New Insights Into Brain Fueling Could Lead To Treatments For Stroke, Neurodegeneration

A caller Yale study has revealed that neurons - the energy-hungry cells that link and nonstop activity successful nan brain - are equipped pinch "backup batteries" that footwear successful to support nan encephalon moving during periods of metabolic stress. 

Writing in Proceedings of nan National Academy of Sciences, researchers picture how neurons store their ain glycogen, a shape of sugar that helps neurons stay resilient erstwhile their main power sources falter.

The findings exemplify how neuron cells can adapt their metabolism, researchers say, and could style caller treatments for neurological conditions for illustration stroke, neurodegeneration, and epilepsy, each disorders successful which power nonaccomplishment plays a role. 

"Traditionally, it was believed that glial cells served arsenic 'energy warehouses,' storing glycogen and supplying neurons pinch substance arsenic needed," said co-lead writer Milind Singh, a doctoral student successful compartment biology astatine nan Yale School of Medicine (YSM).

But we now cognize that neurons themselves shop glycogen and tin break it down erstwhile nan unit is on. It's for illustration discovering that your car is simply a hybrid - it's not conscionable reliant connected state stations, it's been carrying an emergency artillery nan full time."

Milind Singh, Doctoral Student, Yale School of Medicine

For nan study, nan investigation team used a microscopic roundworm called Caenorhabditis elegans(C. elegans) - a type of worm commonly utilized successful investigation - and a genetically encoded fluorescent biosensor called HYlight, which glows successful consequence to changes successful glycolysis (the process cells usage to break down sweetener for energy.) 

With custom-built devices, researchers precisely controlled nan level of oxygen nan surviving worms knowledgeable and monitored really neurons responded to power accent successful existent time.

A breakthrough came erstwhile researchers discovered the enzyme PYGL-1, nan worm's type of nan quality glycogen phosphorylase enzyme that converts glycogen into substance for neurons. When researchers removed PYGL-1, nan worm neurons could nary longer ramp up energy during low-oxygen accent conditions; when nan enzyme was specifically restored in neurons, that nonaccomplishment was reversed.

"We discovered that neurons usage 2 different strategies to accommodate to power stress: 1 that's glycogen-dependent, and 1 that isn't," explained co-lead writer Aaron Wolfe, a postdoctoral neuroscience researcher. "The glycogen-dependent pathway is peculiarly captious erstwhile nan mitochondria - one of nan cell's superior power producers - aren't functioning well. In those situations, glycogen serves arsenic a backup strategy to supply power via glycolysis."

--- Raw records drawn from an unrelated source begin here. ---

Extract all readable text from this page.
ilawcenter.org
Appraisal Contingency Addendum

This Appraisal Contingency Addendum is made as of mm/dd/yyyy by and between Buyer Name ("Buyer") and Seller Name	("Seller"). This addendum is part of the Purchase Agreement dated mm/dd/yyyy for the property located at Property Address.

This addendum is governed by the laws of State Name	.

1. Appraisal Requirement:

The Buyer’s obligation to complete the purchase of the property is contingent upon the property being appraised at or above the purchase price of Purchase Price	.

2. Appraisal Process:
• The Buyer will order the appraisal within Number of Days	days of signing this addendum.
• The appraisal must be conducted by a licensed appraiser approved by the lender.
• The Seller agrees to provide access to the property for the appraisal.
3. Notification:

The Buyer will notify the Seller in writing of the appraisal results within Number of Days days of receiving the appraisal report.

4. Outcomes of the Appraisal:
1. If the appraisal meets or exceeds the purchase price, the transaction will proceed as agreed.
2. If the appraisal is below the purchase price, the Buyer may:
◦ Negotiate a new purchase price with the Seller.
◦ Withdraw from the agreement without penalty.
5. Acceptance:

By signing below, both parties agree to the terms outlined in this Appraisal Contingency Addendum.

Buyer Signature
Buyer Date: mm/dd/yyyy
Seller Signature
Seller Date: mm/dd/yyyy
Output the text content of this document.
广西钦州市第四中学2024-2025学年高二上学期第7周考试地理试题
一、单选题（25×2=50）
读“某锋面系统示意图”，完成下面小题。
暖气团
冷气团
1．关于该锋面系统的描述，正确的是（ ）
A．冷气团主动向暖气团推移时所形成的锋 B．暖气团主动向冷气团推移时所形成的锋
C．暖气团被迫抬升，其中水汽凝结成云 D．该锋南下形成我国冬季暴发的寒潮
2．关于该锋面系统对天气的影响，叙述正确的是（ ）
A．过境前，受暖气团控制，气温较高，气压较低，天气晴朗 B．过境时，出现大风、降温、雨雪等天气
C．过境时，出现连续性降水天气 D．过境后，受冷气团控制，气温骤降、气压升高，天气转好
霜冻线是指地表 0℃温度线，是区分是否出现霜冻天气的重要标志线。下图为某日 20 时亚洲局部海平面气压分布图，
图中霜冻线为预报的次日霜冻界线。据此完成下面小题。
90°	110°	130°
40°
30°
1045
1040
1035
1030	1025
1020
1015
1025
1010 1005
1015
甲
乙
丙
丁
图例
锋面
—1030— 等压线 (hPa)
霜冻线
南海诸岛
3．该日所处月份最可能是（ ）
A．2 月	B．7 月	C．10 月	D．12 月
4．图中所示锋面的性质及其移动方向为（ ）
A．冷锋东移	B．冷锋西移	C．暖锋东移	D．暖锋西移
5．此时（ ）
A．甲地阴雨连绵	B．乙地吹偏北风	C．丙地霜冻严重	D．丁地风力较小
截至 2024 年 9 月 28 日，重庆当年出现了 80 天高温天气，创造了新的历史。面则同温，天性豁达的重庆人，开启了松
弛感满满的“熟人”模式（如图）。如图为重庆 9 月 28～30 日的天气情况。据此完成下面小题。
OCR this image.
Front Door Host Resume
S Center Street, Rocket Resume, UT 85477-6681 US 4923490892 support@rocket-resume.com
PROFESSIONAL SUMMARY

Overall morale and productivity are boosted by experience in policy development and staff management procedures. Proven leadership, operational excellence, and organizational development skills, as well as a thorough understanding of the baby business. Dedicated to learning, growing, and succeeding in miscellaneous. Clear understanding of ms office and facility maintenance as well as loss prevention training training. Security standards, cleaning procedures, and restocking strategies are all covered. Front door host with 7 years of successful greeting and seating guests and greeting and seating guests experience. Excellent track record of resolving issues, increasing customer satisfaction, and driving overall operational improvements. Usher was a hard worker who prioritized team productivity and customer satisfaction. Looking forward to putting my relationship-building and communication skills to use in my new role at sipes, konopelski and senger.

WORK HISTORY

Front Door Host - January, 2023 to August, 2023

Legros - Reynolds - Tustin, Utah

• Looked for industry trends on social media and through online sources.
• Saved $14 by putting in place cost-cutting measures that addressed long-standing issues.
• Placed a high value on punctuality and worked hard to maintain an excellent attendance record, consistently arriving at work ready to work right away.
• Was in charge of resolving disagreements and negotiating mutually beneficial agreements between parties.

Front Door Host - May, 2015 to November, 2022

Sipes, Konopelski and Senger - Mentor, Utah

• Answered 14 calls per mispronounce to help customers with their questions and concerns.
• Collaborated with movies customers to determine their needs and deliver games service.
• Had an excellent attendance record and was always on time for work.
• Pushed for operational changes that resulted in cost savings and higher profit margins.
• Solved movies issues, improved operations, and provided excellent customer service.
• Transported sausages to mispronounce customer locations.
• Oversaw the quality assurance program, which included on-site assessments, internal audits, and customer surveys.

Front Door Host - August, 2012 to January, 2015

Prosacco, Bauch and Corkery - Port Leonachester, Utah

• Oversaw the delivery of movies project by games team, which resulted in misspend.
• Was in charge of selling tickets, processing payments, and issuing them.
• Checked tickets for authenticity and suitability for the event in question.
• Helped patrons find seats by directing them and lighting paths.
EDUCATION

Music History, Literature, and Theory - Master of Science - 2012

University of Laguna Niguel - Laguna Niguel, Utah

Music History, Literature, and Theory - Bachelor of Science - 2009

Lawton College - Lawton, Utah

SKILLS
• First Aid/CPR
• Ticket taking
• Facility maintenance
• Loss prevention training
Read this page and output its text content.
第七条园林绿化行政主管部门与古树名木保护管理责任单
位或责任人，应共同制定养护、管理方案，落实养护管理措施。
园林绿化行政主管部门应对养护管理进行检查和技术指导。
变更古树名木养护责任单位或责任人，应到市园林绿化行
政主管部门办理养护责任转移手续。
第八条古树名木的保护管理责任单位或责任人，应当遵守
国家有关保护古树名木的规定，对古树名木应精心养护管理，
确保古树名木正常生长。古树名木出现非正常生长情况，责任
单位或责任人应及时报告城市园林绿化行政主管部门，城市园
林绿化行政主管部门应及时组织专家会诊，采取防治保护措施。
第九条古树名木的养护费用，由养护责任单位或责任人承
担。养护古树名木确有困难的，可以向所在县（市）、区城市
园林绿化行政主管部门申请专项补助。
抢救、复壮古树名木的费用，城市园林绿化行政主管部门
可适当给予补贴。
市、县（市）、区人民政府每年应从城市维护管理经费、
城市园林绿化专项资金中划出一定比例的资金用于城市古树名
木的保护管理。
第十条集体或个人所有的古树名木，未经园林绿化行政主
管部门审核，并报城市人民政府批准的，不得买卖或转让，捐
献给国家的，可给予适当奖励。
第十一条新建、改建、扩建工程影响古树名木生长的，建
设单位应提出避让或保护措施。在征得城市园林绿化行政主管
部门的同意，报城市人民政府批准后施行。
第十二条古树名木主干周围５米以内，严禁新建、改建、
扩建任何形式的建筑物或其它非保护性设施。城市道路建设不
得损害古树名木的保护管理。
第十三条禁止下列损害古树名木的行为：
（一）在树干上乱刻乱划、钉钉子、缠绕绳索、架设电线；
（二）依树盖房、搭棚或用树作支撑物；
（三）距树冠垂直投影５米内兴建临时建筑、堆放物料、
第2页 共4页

The squad coined nan word "glycogen-dependent glycolytic plasticity" (GDGP) to picture this phenomenon. They recovered that GDGP is particularly important erstwhile mitochondrial usability is compromised - such arsenic during hypoxia, a information of constricted oxygen supply. Under these conditions, glycogen serves arsenic a low-cost, rapid-access substance source, helping neurons enactment progressive erstwhile different systems mightiness stall. This metabolic adaptability, known arsenic "glycolytic plasticity," helps neurons support their halfway functions nether stress.

"Our activity challenges nan textbook exemplary of really nan encephalon fuels itself. Neurons are much self-sufficient than we thought," Singh said.

Co-author Daniel Colón-Ramos, the Dorys McConnell Duberg Professor of Neuroscience and Cell Biology at YSM, said nan study supports nan conception of glycogen arsenic an "energy capacitor" successful neurons. 

"Just for illustration successful muscles, this reserve tin buffer accelerated shifts successful power demand," Colón-Ramos said. "That elasticity mightiness beryllium important for really nan encephalon maintains usability and responds to stress.This research reshapes our knowing of encephalon power metabolism and opens caller avenues for exploring really to protect and support neuronal usability successful disease."

Other authors, each from Yale, include Sarah Emerson, a postdoctoral interrogator successful neuroscience; Ian J. Gonzalez, a postgraduate student successful compartment biology; Anjali A. Vishwanath and Anastasia Tsives, post-doctoral researchers successful neuroscience; and Richard Goodman, a research intelligence successful neuroscience.